Aula de aeróbica visual calçada num dinamismo cinemático dos mais arrojados, capaz de tirar o fôlego da plateia, “La Cocina” é uma narrativa de inspiração sociológica na estética naturalista de matriz literária no século XIX, capaz de trazer uma lógica do Funcionalismo do passado para a Nova Iorque de hoje. Envolvido com a série “Andor” (do universo “Star Wars” da Disney), o cineasta Alonso Ruizpalacios dá o seu passo mais ousado como realizador ao fazer da cozinha de um restaurante fino o equivalente às minas da prosa de tintas políticas impressas pelo Naturalismo [dos anos 1800]. Essa manifestação de muitas literaturas (a europeia e a latino-americana) adota um espaço como foco e faz dele um organismo vivo (daí a alusão à teoria funcionalista), no qual cada indivíduo é um órgão num corpo por vezes adoentado, sob o contágio das moléstias morais. É essa mirada que guia Ruizpalacios e o seu ator fetiche, Raúl Briones, estonteante em cena no diálogo que o cineasta trava com a peça de Arnold Wesker.

É difícil ver “La Cocina” sem pensar no enorme plano-sequência pop (também de DNA mexicano) chamado “Birdman” (2014), numa conexão formal, pela engenharia fotográfica inquieta (parcialmente em preto e branco). No feérico filme de Ruizpalacios, que nasceu (a dividir opiniões) na 74. Berlinale, o preto e branco é contínuo, bem temperado pela cinematografia de Juan Pablo Ramírez, à exceção de um ou dois efeitos (azulados) que se fazem notar na tradução da crise mental de Pedro. É esse o nome da personagem que pode dar a Briones os mais variados troféus, de Berlim em diante.

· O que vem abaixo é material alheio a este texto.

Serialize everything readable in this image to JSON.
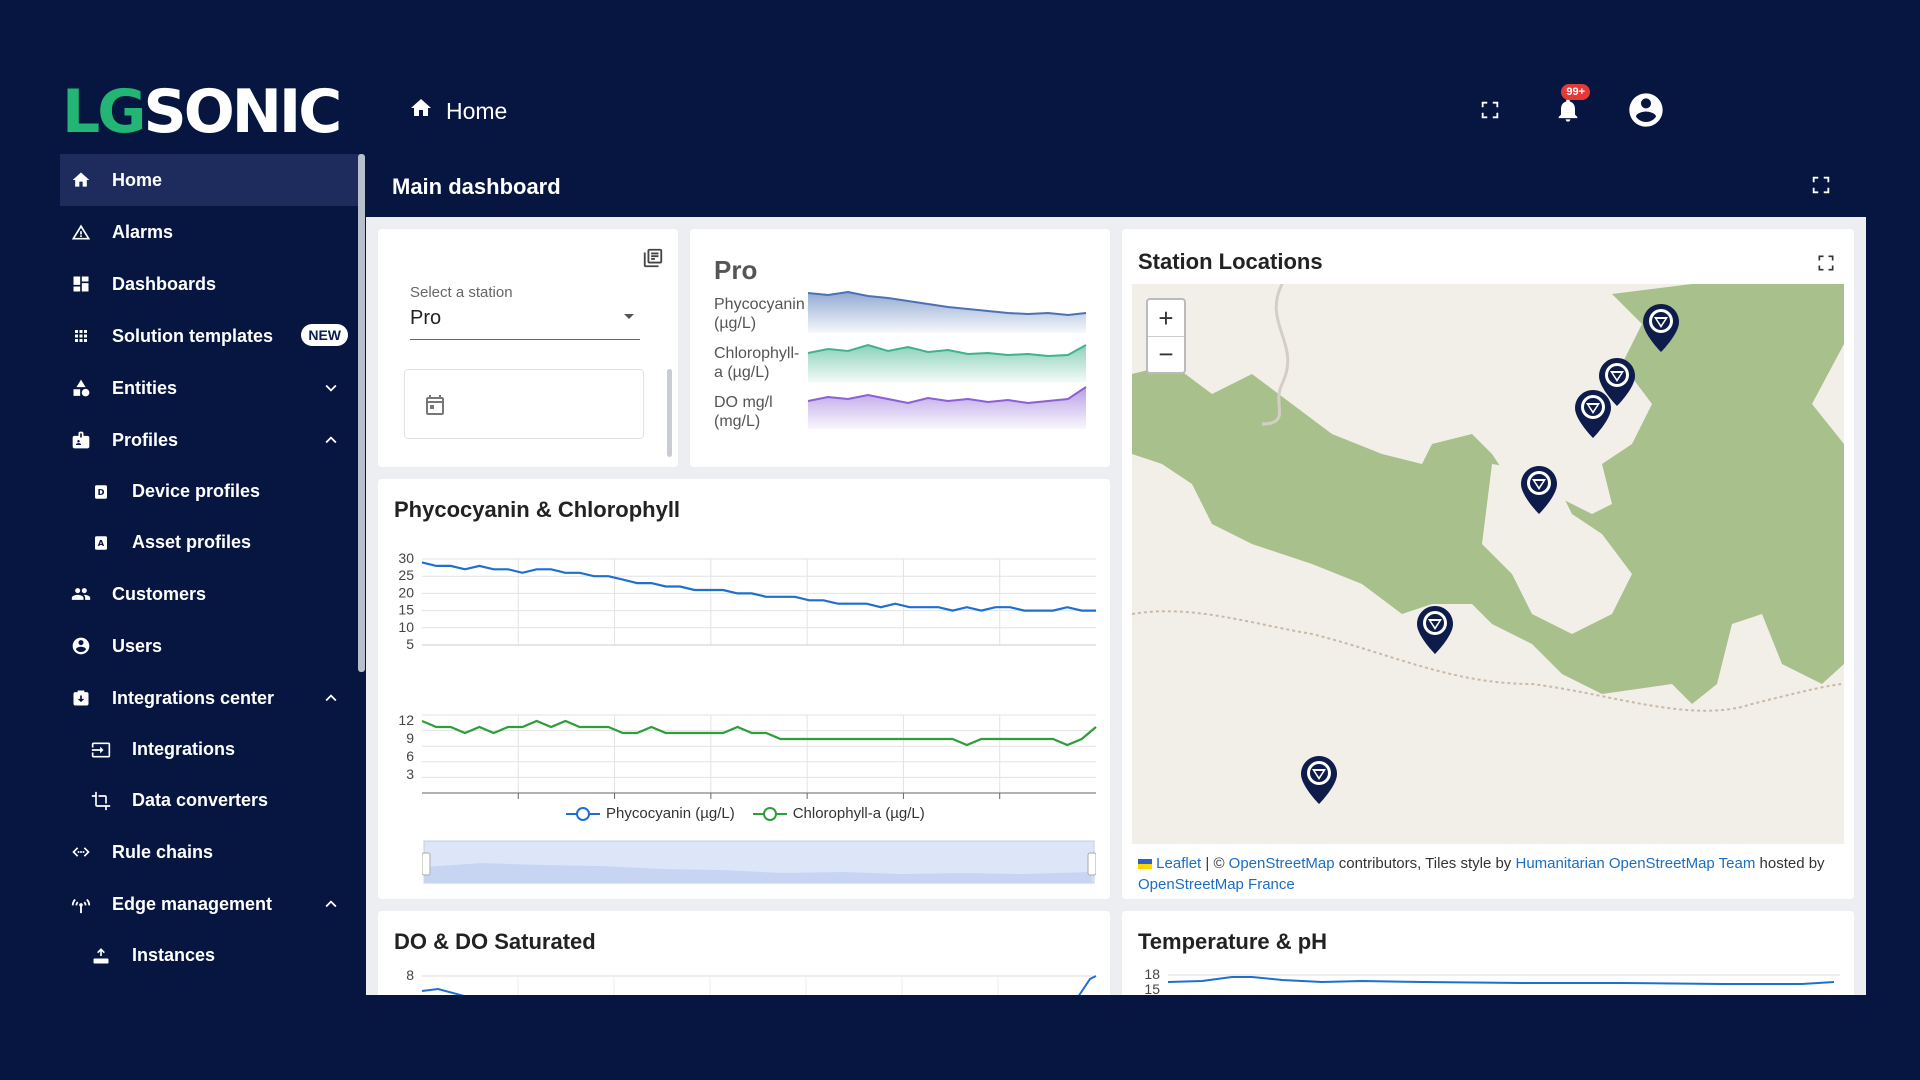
{
  "logo": {
    "part1": "LG",
    "part2": "SONIC"
  },
  "header": {
    "breadcrumb": "Home",
    "notifications_badge": "99+",
    "icons": [
      "fullscreen-icon",
      "bell-icon",
      "account-icon"
    ]
  },
  "sidebar": {
    "items": [
      {
        "label": "Home",
        "icon": "home-icon",
        "active": true
      },
      {
        "label": "Alarms",
        "icon": "warning-icon"
      },
      {
        "label": "Dashboards",
        "icon": "dashboard-icon"
      },
      {
        "label": "Solution templates",
        "icon": "apps-icon",
        "badge": "NEW"
      },
      {
        "label": "Entities",
        "icon": "entities-icon",
        "chevron": "down"
      },
      {
        "label": "Profiles",
        "icon": "badge-icon",
        "chevron": "up"
      },
      {
        "label": "Device profiles",
        "icon": "device-profile-icon",
        "sub": true
      },
      {
        "label": "Asset profiles",
        "icon": "asset-profile-icon",
        "sub": true
      },
      {
        "label": "Customers",
        "icon": "customers-icon"
      },
      {
        "label": "Users",
        "icon": "user-icon"
      },
      {
        "label": "Integrations center",
        "icon": "integrations-center-icon",
        "chevron": "up"
      },
      {
        "label": "Integrations",
        "icon": "input-icon",
        "sub": true
      },
      {
        "label": "Data converters",
        "icon": "crop-icon",
        "sub": true
      },
      {
        "label": "Rule chains",
        "icon": "rule-chains-icon"
      },
      {
        "label": "Edge management",
        "icon": "router-icon",
        "chevron": "up"
      },
      {
        "label": "Instances",
        "icon": "instances-icon",
        "sub": true
      }
    ]
  },
  "dashboard": {
    "title": "Main dashboard",
    "station_card": {
      "label": "Select a station",
      "value": "Pro"
    },
    "pro_card": {
      "title": "Pro",
      "sparks": [
        {
          "label_line1": "Phycocyanin",
          "label_line2": "(µg/L)",
          "color": "#4a72b5"
        },
        {
          "label_line1": "Chlorophyll-",
          "label_line2": "a (µg/L)",
          "color": "#3fb38d"
        },
        {
          "label_line1": "DO mg/l",
          "label_line2": "(mg/L)",
          "color": "#8b5fd6"
        }
      ]
    },
    "pc_card": {
      "title": "Phycocyanin & Chlorophyll",
      "legend": [
        "Phycocyanin (µg/L)",
        "Chlorophyll-a (µg/L)"
      ]
    },
    "map_card": {
      "title": "Station Locations",
      "zoom_in": "+",
      "zoom_out": "−",
      "attribution": {
        "leaflet": "Leaflet",
        "sep": " | © ",
        "osm": "OpenStreetMap",
        "text1": " contributors, Tiles style by ",
        "hot": "Humanitarian OpenStreetMap Team",
        "text2": " hosted by ",
        "osmfr": "OpenStreetMap France"
      },
      "marker_count": 6
    },
    "do_card": {
      "title": "DO & DO Saturated",
      "y_tick": "8"
    },
    "temp_card": {
      "title": "Temperature & pH",
      "y_ticks": [
        "18",
        "15"
      ]
    }
  },
  "chart_data": [
    {
      "type": "line",
      "title": "Phycocyanin & Chlorophyll",
      "series": [
        {
          "name": "Phycocyanin (µg/L)",
          "color": "#1f6fd1",
          "values": [
            29,
            28,
            28,
            27,
            28,
            27,
            27,
            26,
            27,
            27,
            26,
            26,
            25,
            25,
            24,
            23,
            23,
            22,
            22,
            21,
            21,
            21,
            20,
            20,
            19,
            19,
            19,
            18,
            18,
            17,
            17,
            17,
            16,
            17,
            16,
            16,
            16,
            15,
            16,
            15,
            16,
            16,
            15,
            15,
            15,
            16,
            15,
            15
          ]
        }
      ],
      "yticks": [
        "30",
        "25",
        "20",
        "15",
        "10",
        "5"
      ],
      "ylim": [
        5,
        30
      ]
    },
    {
      "type": "line",
      "series": [
        {
          "name": "Chlorophyll-a (µg/L)",
          "color": "#2e9e3a",
          "values": [
            12,
            11,
            11,
            10,
            11,
            10,
            11,
            11,
            12,
            11,
            12,
            11,
            11,
            11,
            10,
            10,
            11,
            10,
            10,
            10,
            10,
            10,
            11,
            10,
            10,
            9,
            9,
            9,
            9,
            9,
            9,
            9,
            9,
            9,
            9,
            9,
            9,
            9,
            8,
            9,
            9,
            9,
            9,
            9,
            9,
            8,
            9,
            11
          ]
        }
      ],
      "yticks": [
        "12",
        "9",
        "6",
        "3"
      ],
      "ylim": [
        0,
        13
      ]
    }
  ]
}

Pedro é um dos muitos imigrantes a trabalhar na cozinha do The Grill, um empório gastronómico nova-iorquino cujo menu vai de Frango Marsala a um suculento “cheeseburger”. A sua rotina de trabalho na grelha é pesada e ele é um ímã de paixões, pelo carisma que tem. É difícil olhar para ele – e cair no abismo da sua loucura – sem pensar em Jeremy Allen White e seu “The Bear“, “A” série mais badalada do momento. Lá, onde também vamos às entranhas da indústria culinária, as crises são do âmbito familiar e de timbre existencial. Já em Ruizpalacios, como se vê desde “Gueros” (2014), o diapasão que faz as angústias reverberarem é sociopolítico, embora um forte componente afetivo se imponha aqui.

Esse é o lugar (e a função) de Rooney Mara, precisa no papel de Julia. Ela é uma empregada – das muitas – que batem ponto no The Grill, a levar aos fregueses o melhor que Pedro prepara, sob a ordem do chef vivido por Lee R. Sellars. É um chef sem um tempero de empatia. Julia sai-se bem com ele e com as colegas, fazendo um truque inusitado com os cigarros que não lhe saem da boca.

Ela é uma das poucas funcionárias que nasceu nos EUA. Quase toda a gente ali é imigrante: há uma libanesa enfezada, um grupo do Mali e uma imensa ala do México, a terra de Ruizpalacios. Há espaço para cada um desses imigrantes dar o seu recado numa trama coral, que lembra “A Wedding” (1978), de Robert Altman, no seu dispositivo de olhar para um dia onde tudo se passa – como se fosse um grande evento – na vida de cada ente em cena. Há um conflito de Julia e Pedro sobre o desejo dela de fazer um aborto; há o desaparecimento de uma fortuna da caixa; há uma guerra de egos entre os assistentes de cozinha; há uma máquina de refrigerantes que se avaria… Há de tudo, mas, sobretudo, um mapeamento das inadequações de uma série de subjetividades desencaixadas, como se vê num romance naturalista. É, de longe, o projeto mais maduro de Ruizpalacios.